Я увидел его страстный и бессмысленный жест, — он провел руками по лицу, но не сказал ни слова и терпеливо ждал. Только когда принесли свечи, он раскрыл рот, и я понял из его бормотания, что он «не знает ни одной карточной игры».
— Зато Шомберг и прочие дураки будут держаться в сторонке, — сказал я, вскрывая колоду. — Слыхали ли вы, что все считают, будто мы с вами поссорились из-за девушки? Вы знаете, конечно, из-за какой. Мне, право же, стыдно задавать этот вопрос, но неужели вы делаете мне честь считать меня опасным?

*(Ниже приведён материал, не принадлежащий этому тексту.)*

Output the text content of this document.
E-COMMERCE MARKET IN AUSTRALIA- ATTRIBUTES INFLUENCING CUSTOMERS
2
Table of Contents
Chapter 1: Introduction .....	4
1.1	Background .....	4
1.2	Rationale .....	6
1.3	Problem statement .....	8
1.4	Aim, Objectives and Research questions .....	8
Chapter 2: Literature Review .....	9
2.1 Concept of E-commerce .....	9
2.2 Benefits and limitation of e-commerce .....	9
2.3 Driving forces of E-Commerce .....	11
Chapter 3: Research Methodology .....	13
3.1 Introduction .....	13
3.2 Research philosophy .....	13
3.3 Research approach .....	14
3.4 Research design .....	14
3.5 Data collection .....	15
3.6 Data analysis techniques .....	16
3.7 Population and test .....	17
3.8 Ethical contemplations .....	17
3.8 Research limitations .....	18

Выговорив эти слова, я понял всю нелепость их и в то же время почувствовал себя польщенным, ибо, какая, в самом деле могла быть иная причина? Он мне ответил, по своему обыкновению, бесстрастно и вполголоса, а я уяснил себе, что причина именно такова, но особых оснований чувствовать себя польщенным у меня нет. Он считал меня опасным, имея в виду Германа, а не девушку. Но что касается ссоры, то я сразу понял, как неуместно было это слово. Никакой ссоры между нами не было. Стихийные силы не расположены к ссорам. Вы не можете ссориться с ветром, который вас унижает и ставит в неловкое положение, срывая с вас на людной улице шляпу. Он ведь со мной не ссорился. Точно так же не может быть речи о ссоре с камнем, падающим на мою голову. Фальк обрушился на меня, повинуясь силе, какая им двигала, — не силе притяжения, как сорвавшийся камень, а силе самосохранения. Конечно, здесь я даю несколько широкое истолкование. Строго говоря, он существовал и мог бы существовать, оставаясь неженатым. Однако он мне сказал, что ему все тяжелее и тяжелее становится жить одному. Он мне это сказал своим тихим, бесстрастным голосом, — вот до какой степени откровенности мы дошли через полчаса.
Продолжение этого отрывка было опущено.